Pertumbuhan kita, hanyalah kita sendiri yang dapat mengukurnya. Seberapa yang dapat kita inginkan, itulah tolok ukur maksimal kita. Jadi, kalau visinya cukup puas menjadi kucing, jangan harap bisa mengaum seperti singa.

Namun ada sisi lain dari pertumbuhan kita. Semangat bertumbuh yang tinggi, belum tentu juga menghasilkan pertumbuhan yang baik. Pertumbuhan, kadang adalah sebuah proses yang harus dengan sabar diikuti, agar hasilnya benar-benar sempurna.

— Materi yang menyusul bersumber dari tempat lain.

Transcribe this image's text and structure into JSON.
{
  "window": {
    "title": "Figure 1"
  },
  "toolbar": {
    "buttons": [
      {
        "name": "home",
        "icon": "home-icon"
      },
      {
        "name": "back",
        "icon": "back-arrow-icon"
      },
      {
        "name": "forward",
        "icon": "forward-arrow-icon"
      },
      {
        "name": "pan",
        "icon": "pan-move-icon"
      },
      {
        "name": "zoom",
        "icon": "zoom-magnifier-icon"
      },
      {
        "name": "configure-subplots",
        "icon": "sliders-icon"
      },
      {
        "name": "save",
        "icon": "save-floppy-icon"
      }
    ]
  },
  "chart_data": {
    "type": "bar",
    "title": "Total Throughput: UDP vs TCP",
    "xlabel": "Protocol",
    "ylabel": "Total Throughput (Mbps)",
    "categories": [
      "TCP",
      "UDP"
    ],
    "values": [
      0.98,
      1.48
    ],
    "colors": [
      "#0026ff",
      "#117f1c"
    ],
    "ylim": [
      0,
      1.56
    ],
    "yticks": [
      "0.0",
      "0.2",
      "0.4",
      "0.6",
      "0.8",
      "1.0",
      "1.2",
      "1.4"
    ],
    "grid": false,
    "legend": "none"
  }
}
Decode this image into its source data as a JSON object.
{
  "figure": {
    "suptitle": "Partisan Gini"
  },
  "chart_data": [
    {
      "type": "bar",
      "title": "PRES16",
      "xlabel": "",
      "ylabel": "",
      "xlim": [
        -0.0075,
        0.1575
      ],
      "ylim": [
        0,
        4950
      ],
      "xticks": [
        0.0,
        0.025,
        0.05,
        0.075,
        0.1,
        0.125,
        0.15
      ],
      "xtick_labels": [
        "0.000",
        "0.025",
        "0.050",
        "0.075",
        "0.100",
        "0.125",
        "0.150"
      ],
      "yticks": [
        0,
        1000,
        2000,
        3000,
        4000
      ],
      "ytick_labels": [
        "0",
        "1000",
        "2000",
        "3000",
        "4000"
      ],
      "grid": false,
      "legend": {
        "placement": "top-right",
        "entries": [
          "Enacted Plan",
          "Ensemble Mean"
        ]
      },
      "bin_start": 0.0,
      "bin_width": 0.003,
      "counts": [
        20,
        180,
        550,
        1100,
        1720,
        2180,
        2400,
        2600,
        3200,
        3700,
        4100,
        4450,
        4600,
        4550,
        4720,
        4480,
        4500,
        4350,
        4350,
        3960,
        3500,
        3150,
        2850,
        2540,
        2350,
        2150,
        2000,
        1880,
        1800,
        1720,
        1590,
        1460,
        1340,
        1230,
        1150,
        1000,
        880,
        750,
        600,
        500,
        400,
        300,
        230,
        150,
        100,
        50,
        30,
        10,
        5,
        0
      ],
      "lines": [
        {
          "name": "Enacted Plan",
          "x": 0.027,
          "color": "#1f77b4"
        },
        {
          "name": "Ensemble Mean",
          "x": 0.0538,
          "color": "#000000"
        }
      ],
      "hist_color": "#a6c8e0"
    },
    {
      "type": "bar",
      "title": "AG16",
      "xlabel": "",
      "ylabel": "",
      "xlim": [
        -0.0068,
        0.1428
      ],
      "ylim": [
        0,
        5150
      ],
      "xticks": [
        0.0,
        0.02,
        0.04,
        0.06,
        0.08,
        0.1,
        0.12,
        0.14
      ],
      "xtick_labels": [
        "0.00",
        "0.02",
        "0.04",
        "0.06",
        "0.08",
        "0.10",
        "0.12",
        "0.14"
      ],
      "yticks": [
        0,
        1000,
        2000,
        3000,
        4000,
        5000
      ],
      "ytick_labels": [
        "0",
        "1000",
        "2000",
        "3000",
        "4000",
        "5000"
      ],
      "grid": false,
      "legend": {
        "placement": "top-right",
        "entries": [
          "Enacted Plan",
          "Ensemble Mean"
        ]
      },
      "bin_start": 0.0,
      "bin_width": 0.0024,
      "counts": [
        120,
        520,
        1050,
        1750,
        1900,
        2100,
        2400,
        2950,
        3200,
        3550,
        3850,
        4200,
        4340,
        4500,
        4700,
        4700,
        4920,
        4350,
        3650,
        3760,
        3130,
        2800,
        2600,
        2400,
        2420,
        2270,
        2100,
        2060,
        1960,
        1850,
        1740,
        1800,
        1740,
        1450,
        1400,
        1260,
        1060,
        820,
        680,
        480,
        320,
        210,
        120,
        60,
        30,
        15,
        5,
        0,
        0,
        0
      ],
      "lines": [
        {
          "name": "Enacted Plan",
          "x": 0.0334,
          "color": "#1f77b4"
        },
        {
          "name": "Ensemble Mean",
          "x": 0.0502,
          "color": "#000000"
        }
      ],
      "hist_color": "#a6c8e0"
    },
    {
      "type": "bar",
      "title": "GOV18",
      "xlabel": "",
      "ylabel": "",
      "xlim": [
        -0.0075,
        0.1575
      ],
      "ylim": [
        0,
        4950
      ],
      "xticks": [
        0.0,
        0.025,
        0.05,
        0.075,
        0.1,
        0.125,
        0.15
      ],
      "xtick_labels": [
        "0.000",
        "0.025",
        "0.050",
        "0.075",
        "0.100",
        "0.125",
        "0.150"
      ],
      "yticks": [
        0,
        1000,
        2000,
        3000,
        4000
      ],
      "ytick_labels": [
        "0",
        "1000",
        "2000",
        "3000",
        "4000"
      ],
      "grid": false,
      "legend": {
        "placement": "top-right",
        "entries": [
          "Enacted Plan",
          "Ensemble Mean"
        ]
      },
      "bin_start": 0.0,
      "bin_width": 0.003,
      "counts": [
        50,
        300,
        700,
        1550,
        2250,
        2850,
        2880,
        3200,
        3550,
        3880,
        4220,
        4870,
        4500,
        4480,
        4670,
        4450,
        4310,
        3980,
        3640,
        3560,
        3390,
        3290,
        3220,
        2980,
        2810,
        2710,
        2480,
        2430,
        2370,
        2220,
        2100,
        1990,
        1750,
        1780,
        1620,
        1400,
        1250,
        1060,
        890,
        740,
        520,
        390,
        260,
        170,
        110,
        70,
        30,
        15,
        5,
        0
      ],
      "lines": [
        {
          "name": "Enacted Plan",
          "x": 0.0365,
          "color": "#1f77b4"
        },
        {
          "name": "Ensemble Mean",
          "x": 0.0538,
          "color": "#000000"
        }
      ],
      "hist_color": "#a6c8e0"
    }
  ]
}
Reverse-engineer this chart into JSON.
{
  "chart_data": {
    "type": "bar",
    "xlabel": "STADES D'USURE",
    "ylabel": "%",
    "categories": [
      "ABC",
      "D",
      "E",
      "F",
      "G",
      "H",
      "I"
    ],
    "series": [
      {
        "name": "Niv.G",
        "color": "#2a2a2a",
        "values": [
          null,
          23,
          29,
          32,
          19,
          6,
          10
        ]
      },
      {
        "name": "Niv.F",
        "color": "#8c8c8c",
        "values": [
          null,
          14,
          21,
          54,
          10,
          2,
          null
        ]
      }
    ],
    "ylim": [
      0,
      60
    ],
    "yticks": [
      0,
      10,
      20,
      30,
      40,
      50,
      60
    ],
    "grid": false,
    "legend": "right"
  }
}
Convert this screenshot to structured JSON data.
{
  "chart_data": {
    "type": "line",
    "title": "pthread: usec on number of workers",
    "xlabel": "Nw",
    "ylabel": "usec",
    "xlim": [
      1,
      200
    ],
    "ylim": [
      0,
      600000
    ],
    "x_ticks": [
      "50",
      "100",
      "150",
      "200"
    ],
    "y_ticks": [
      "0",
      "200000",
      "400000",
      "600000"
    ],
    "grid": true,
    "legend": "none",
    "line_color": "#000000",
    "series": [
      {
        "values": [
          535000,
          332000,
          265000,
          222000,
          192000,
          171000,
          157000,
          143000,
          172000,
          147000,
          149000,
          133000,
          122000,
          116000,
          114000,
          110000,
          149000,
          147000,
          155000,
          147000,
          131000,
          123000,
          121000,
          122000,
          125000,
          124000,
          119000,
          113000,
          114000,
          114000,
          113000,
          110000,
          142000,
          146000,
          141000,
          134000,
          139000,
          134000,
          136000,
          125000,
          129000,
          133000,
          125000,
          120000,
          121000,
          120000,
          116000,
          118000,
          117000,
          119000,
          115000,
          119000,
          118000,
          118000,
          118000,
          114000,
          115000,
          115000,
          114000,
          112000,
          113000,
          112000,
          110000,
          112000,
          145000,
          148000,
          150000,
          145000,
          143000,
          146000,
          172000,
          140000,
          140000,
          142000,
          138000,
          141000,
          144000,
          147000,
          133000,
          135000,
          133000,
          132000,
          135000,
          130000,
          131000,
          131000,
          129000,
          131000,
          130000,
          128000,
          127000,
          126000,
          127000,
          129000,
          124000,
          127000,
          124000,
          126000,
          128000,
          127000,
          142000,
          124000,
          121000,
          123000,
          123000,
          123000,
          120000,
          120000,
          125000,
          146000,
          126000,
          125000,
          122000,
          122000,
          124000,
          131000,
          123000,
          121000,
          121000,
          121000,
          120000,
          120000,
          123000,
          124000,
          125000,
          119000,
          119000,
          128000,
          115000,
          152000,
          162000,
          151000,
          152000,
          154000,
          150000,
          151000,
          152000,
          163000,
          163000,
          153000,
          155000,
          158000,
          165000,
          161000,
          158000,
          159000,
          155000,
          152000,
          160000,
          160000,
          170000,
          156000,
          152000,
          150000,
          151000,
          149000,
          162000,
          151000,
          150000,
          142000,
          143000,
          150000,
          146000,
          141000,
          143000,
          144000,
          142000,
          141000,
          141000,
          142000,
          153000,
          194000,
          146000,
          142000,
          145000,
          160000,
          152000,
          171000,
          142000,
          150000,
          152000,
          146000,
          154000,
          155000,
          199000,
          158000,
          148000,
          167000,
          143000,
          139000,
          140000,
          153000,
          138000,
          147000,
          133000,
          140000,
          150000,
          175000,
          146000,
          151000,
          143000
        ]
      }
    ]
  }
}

Namun, banyak orang tidak sabar. Banyak orang menginginkan hasil instant. Benarkah pertumbuhan yang berlangsung secara instant dapat menghasilkan buah yang baik ? Manakah mangga yang lebih manis, mangga yang manis di pohon atau mangga karbitan ? Atau manakah yang lebih nikmat, durian yang jatuh dengan sendirinya, atau durian yang diunduh kemudian diperam ?
Dalam kehidupan sehari-hari, banyak anak-anak yang kini kehilangan keceriaan masa kanak-kanaknya karena waktunya habis untuk belajar. Memang sekarang ini dilematis. Di satu sisi, sangat manusiawi bila orang tua menginginkan anaknya dapat nilai bagus di sekolah, sekaligus mampu mengembangkan bakatnya di bidang lain. Namun, tidak semua anak mampu menikmati padatnya jam sekolah, masih ditambah les pelajaran, kursus bahasa dan music, serta mungkin latihan olah raga. Keceriaan masa kanak-kanak tergantikan oleh program yang harus diikuti menit ke menit, semata agar mampu bersaing dan bahkan menjadi super kid. Mengapa ya, mereka yang seharusnya bertumbuh melewati masa kanak-kanak yang ceria, kini harus lebih dini mulai menanggung beban persaingan, memikirkan susahnya hidup, serumit beban hidup orang tuanya ?

Pertumbuhan memang harus dikejar setinggi mungkin, namun lebih bijaksana bila terjadi secara alamiah. Suatu perjalanan panjang, mungkin melelahkan.. namun biarlah asyiknya berproses dapat dinikmati langkah demi langkah, bukan semata yang penting hasil akhirnya. Kadangkala kita perlu bersabar, namun itu demi hasil akhir yang lebih sempurna… So, enjoy aja !

Sebuah nasihat yang sangat bijak : “Live as if you were to die tomorrow, learn as if you were to live forever.”